I got the
RGBHV/RGBS to Composite/S-Video converter and it works really well. I was expecting a shoddy POS but it works exactly like it should. I tested it last night with my AV Famicom, SNES and Genesis.
I have the converter connected to the fourth output of my switch. The converter itself has two separate outputs: Composite and S-Video. I first connected the Composite and S-Video to a single monitor and tested switching signals back and forth without any problem. Then I connected the Composite to another monitor to see if it could display its two signals simultaneously on two different displays, and that also worked fine. It was really neat seeing Composite, S-Video and RGB all at once from one console.
The Composite signal itself is as clean as I have ever seen it. It looks quite good on both NES and SNES, pretty close to S-Video quality except for some dot crawl and extra degradation. Genesis is more of a mixed bag. It's better than what I remember of the native Composite but I'll need to get fish out my Gen Composite cable and really compare. There's pretty severe rainbow banding on the waterfall in Sonic and the "shadows" in Comix Zone, but I believe this is a problem inherent with the source itself and not the converter. Some quick research indicates it's either aging caps in the console, RGB cable interference, or possibly the Composite encoder chip in the Genesis interfering with the RGB signal.

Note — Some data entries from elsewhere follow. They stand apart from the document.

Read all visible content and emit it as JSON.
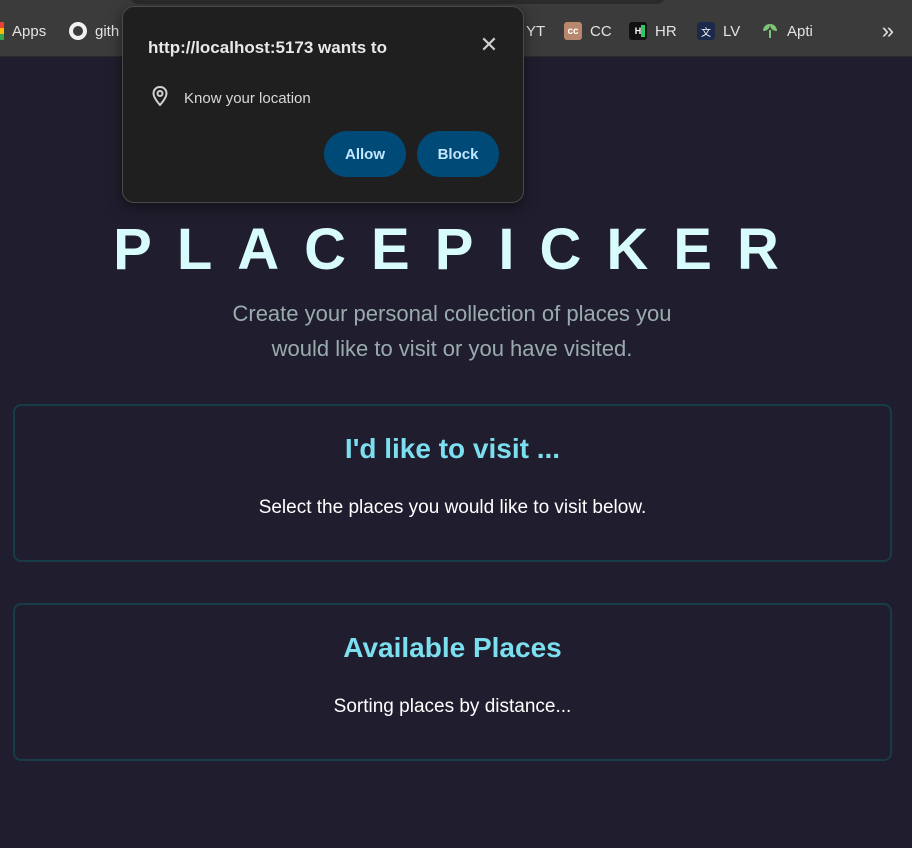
{
  "bookmarks": [
    {
      "label": "Apps",
      "icon": "apps-grid-icon"
    },
    {
      "label": "gith",
      "icon": "github-icon"
    },
    {
      "label": "YT",
      "icon": "youtube-icon"
    },
    {
      "label": "CC",
      "icon": "codechef-icon"
    },
    {
      "label": "HR",
      "icon": "hackerrank-icon"
    },
    {
      "label": "LV",
      "icon": "translate-icon"
    },
    {
      "label": "Apti",
      "icon": "leaf-icon"
    }
  ],
  "permission": {
    "origin_text": "http://localhost:5173 wants to",
    "request_label": "Know your location",
    "allow_label": "Allow",
    "block_label": "Block",
    "close_glyph": "✕"
  },
  "header": {
    "title": "PLACEPICKER",
    "subtitle": "Create your personal collection of places you would like to visit or you have visited."
  },
  "sections": [
    {
      "title": "I'd like to visit ...",
      "text": "Select the places you would like to visit below."
    },
    {
      "title": "Available Places",
      "text": "Sorting places by distance..."
    }
  ],
  "colors": {
    "background": "#201e2e",
    "accent": "#7cdff0",
    "button": "#004a77"
  }
}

"Sadly" the signal is clear enough, or my monitors clean up the Composite signal so well, that some of the assets don't fully blend to make the intended transparency effects... Sonic's shield, bushes, Sonic 2 palm trees. Although I just remembered my BVM has Composite inputs on one of the video cards with full control to turn off comb filters and manipulate the Composite signal. I'm not sure if this would make any difference but it's worth a try.
I was briefly getting a very wavy picture with bad color bleed, but after moving it around to checking all the connections it went away. I'm attributing that to interference from all the other equipment and cables nearby.